-2

last three days I have a problem.. I have a file containing sentences.

When I'm reading file with

int maxSize = 256;
int currSize = 0;
int i = 0;
char *sentence = (char*)malloc(maxSize);
char c;

currSize = maxSize;

while ((c = fgetc(input)) != EOF)
{
    sentence[i++] = c;

    while((c = fgetc(input)) != '\n')
    {
        sentence[i++] = c;

        if((c == '.') || (c == '?') || (c == '!'))
            sentence[i++] = '\n';

        if(i == currSize)
        {
            currSize = i + maxSize;
            sentence = (char*)realloc(sentence,currSize);
        }
    }
}

sentence[i] = '\0';

addSentence(sentence);

when function addSentence is adding sentences into linked list there is problem because it only add one sentence made from all what is in the file...

I'm beginner in C. Thank you.

  • So basically you are saying is that the problem lies in `addSentence`, and is not related to the function you are showing? – Jongware Apr 15 '16 at 23:48
  • 1
    Use `int c;` instead of `char c;` because `fgetc()` returns an `int` which can hold any value that a `char` can hold plus one extra one — EOF. – Jonathan Leffler Apr 15 '16 at 23:51
  • It's related to the function. It's about \n but I don't know how to fix it :/ – Jacob Pascal Apr 15 '16 at 23:52
  • Your problem is that you only call `addSentence()` at the EOF, so it doesn't magically get to see anything before you have read the whole file.

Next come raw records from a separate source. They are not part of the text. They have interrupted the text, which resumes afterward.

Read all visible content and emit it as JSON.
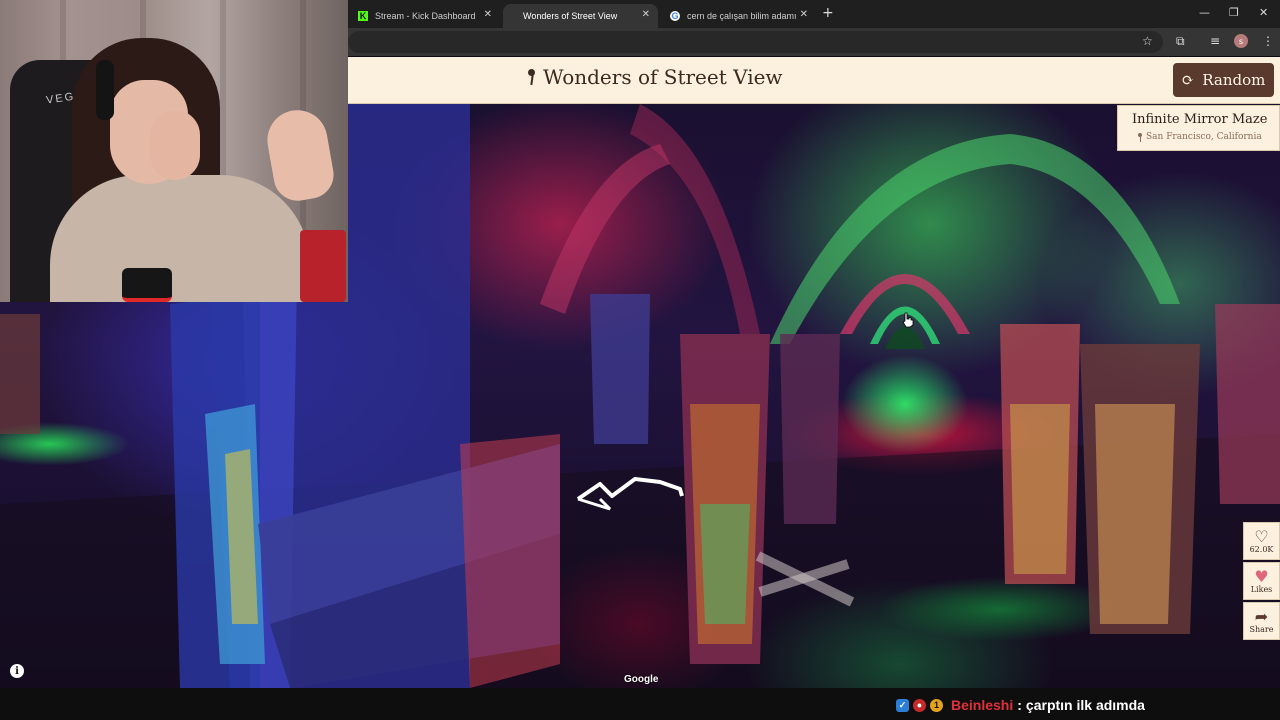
{
  "browser": {
    "tabs": [
      {
        "title": "Stream - Kick Dashboard",
        "favicon": "kick-icon",
        "active": false
      },
      {
        "title": "Wonders of Street View",
        "favicon": "",
        "active": true
      },
      {
        "title": "cern de çalışan bilim adamı - G",
        "favicon": "google-icon",
        "active": false
      }
    ],
    "new_tab": "+",
    "window_controls": {
      "minimize": "—",
      "restore": "❐",
      "close": "✕"
    },
    "profile_initial": "s"
  },
  "site": {
    "title": "Wonders of Street View",
    "random_label": "Random",
    "accent_color": "#5a3a2c",
    "header_bg": "#fbf1de"
  },
  "place": {
    "name": "Infinite Mirror Maze",
    "location": "San Francisco, California"
  },
  "side_actions": {
    "like_count": "62.0K",
    "likes_label": "Likes",
    "share_label": "Share"
  },
  "map": {
    "attribution": "Google",
    "info_label": "i"
  },
  "webcam": {
    "chair_brand": "VEGA"
  },
  "chat": {
    "username": "Beinleshi",
    "separator": ":",
    "message": "çarptın ilk adımda",
    "badge_numeral": "1"
  }
}
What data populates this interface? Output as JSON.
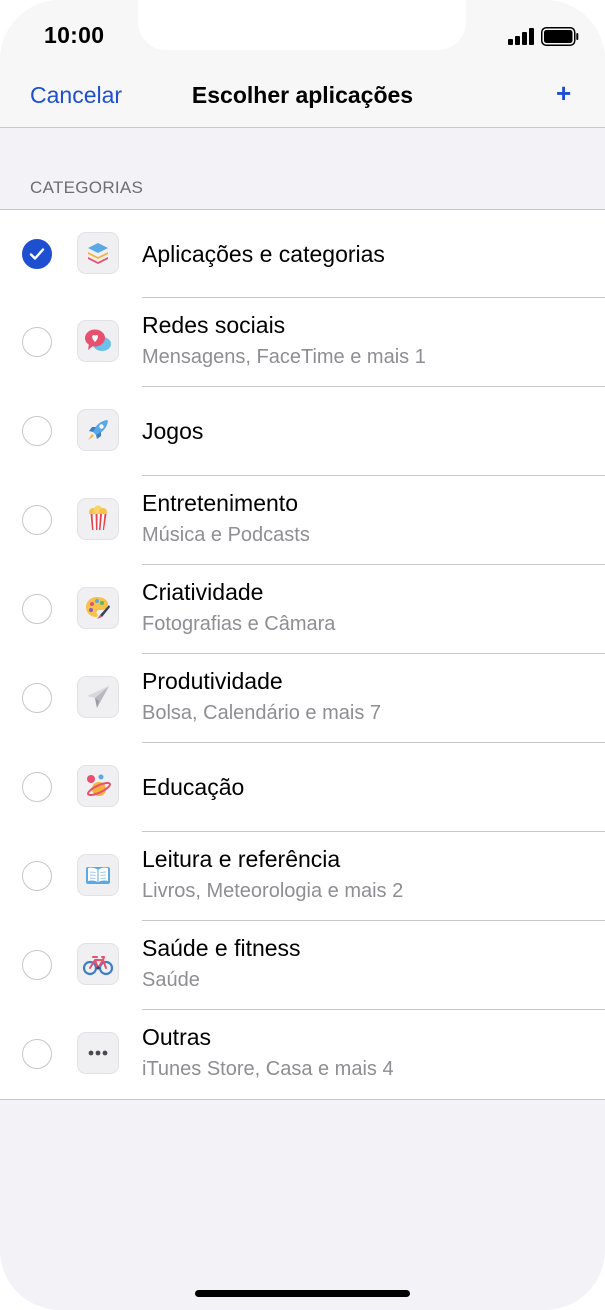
{
  "status_bar": {
    "time": "10:00"
  },
  "nav": {
    "cancel_label": "Cancelar",
    "title": "Escolher aplicações",
    "add_label": "+"
  },
  "section": {
    "header": "CATEGORIAS"
  },
  "categories": [
    {
      "title": "Aplicações e categorias",
      "subtitle": "",
      "selected": true,
      "icon": "stack-icon"
    },
    {
      "title": "Redes sociais",
      "subtitle": "Mensagens, FaceTime e mais 1",
      "selected": false,
      "icon": "chat-bubbles-icon"
    },
    {
      "title": "Jogos",
      "subtitle": "",
      "selected": false,
      "icon": "rocket-icon"
    },
    {
      "title": "Entretenimento",
      "subtitle": "Música e Podcasts",
      "selected": false,
      "icon": "popcorn-icon"
    },
    {
      "title": "Criatividade",
      "subtitle": "Fotografias e Câmara",
      "selected": false,
      "icon": "palette-icon"
    },
    {
      "title": "Produtividade",
      "subtitle": "Bolsa, Calendário e mais 7",
      "selected": false,
      "icon": "paper-plane-icon"
    },
    {
      "title": "Educação",
      "subtitle": "",
      "selected": false,
      "icon": "planet-icon"
    },
    {
      "title": "Leitura e referência",
      "subtitle": "Livros, Meteorologia e mais 2",
      "selected": false,
      "icon": "book-icon"
    },
    {
      "title": "Saúde e fitness",
      "subtitle": "Saúde",
      "selected": false,
      "icon": "bicycle-icon"
    },
    {
      "title": "Outras",
      "subtitle": "iTunes Store, Casa e mais 4",
      "selected": false,
      "icon": "ellipsis-icon"
    }
  ],
  "colors": {
    "accent": "#1f4fd1",
    "separator": "#c8c7cc",
    "secondary_text": "#8e8e93",
    "background": "#f2f2f7"
  }
}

Presumably, you need to call it when you detect the end of a sentence (with the test for `'.'`, `'?'` or `'!'` — you'll also need to null terminate the string before calling `addSentence` and reset the memory with a new allocation and the correct size afterwards) as well as at EOF. It's not clear why you have two loops; you could miss some newlines as end of sentence. Rework with just one loop. – Jonathan Leffler Apr 15 '16 at 23:54
  • I had one while cycle but that cycle was reading only one line so I wanted to read all lines and that's that crap function.. – Jacob Pascal Apr 15 '16 at 23:58

1 Answers1

1

Your problem is that you only call addSentence() at the EOF, so it doesn't magically get to see anything before you have read the whole file. Presumably, you need to call it when you detect the end of a sentence (with the test for '.', '?' or '!' — you'll also need to null terminate the string before calling addSentence and reset the memory with a new allocation and the correct size) as well as at EOF. It's not clear why you have two loops; you could miss some newlines as end of sentence. Rework with just one loop.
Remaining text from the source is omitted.